- Directed by: Molly Dworsky and Dave Newberg
- Written by: Zachary Capp Molly Dworsky Julian Edward Williams Dave Newberg
- Produced by: Zachary Capp; Joshua Capp; Daniel Capp; Dave Newberg; Molly Dworsky; Sean Brogan; Julian Edward Williams; Pete Berg; Drew Johnson; Dave Reynolds;
- Cinematography: Mike Lurie and Pete Berg
- Edited by: Dave Newberg
- Production companies: Capp Bros Productions Asteroid and Space Metals Recovery
- Distributed by: 1091 Pictures
- Release dates: August 2019 (Festival of Cinema NYC); October 6, 2020;
- Running time: 88 minutes
- Country: United States
- Language: English

= The Ringmaster (film) =

2019 documentary film

The Ringmaster is a 2019 American documentary film starring Zachary Capp and Larry Lang. The documentary was directed by Molly Dworsky and Dave Newberg and is a Capp Bros Production in association with Asteroid and Space Metals Recovery.

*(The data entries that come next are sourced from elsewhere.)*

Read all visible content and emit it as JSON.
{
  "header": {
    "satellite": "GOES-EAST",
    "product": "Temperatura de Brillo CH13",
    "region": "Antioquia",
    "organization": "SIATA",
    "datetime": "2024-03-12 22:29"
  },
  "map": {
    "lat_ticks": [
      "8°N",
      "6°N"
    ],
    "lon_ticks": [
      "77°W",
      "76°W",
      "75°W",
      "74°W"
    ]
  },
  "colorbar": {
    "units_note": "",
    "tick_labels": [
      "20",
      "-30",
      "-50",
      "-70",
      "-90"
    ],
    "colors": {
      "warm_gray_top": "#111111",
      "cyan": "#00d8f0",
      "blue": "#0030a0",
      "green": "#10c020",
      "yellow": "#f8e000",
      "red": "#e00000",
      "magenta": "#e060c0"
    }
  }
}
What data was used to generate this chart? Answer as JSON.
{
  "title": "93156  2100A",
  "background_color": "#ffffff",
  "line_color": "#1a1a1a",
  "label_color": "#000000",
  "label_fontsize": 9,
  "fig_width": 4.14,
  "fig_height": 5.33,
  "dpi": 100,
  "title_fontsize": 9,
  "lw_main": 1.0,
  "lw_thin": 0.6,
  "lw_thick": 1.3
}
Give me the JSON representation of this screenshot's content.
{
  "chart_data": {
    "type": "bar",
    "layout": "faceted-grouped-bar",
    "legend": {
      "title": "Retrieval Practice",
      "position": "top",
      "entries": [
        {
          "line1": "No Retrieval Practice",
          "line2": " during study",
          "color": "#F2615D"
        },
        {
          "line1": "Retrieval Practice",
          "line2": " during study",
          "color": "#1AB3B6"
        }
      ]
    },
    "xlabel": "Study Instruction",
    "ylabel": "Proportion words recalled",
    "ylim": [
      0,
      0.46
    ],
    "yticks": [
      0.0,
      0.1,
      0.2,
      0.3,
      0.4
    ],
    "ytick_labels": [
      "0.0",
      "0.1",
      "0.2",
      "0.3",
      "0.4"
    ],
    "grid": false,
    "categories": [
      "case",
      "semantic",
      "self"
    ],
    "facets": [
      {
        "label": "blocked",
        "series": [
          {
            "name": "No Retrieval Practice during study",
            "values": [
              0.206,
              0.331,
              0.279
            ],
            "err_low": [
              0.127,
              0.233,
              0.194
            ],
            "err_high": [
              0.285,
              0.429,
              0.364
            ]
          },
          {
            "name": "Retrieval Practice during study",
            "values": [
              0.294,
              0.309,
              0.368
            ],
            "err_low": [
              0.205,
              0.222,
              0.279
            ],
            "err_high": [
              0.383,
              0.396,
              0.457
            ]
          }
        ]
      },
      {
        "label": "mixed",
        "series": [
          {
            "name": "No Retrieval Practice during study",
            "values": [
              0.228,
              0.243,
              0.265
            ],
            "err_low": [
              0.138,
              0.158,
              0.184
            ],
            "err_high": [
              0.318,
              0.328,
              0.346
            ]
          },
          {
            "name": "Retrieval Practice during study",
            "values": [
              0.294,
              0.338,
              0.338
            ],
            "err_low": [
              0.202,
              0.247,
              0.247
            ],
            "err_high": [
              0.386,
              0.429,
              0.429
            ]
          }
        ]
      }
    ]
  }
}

The film premiered at the 2019 Festival of Cinema NYC and released digitally and on demand on October 6, 2020 through 1091 Pictures.

== Plot ==
An aging chef from Minnesota has his life turned upside down when a relentless filmmaker from Las Vegas tries to make the chef's onion rings world famous.

== Reception ==
The film premiered at the Festival of Cinema NYC in August 2019 and took home the Best Feature Documentary prize. It then went on to win the Best Screenwriting Award at Doc LA - Los Angeles Documentary Film Festival and concluded its festival run at the DOC EDGE Festival in New Zealand.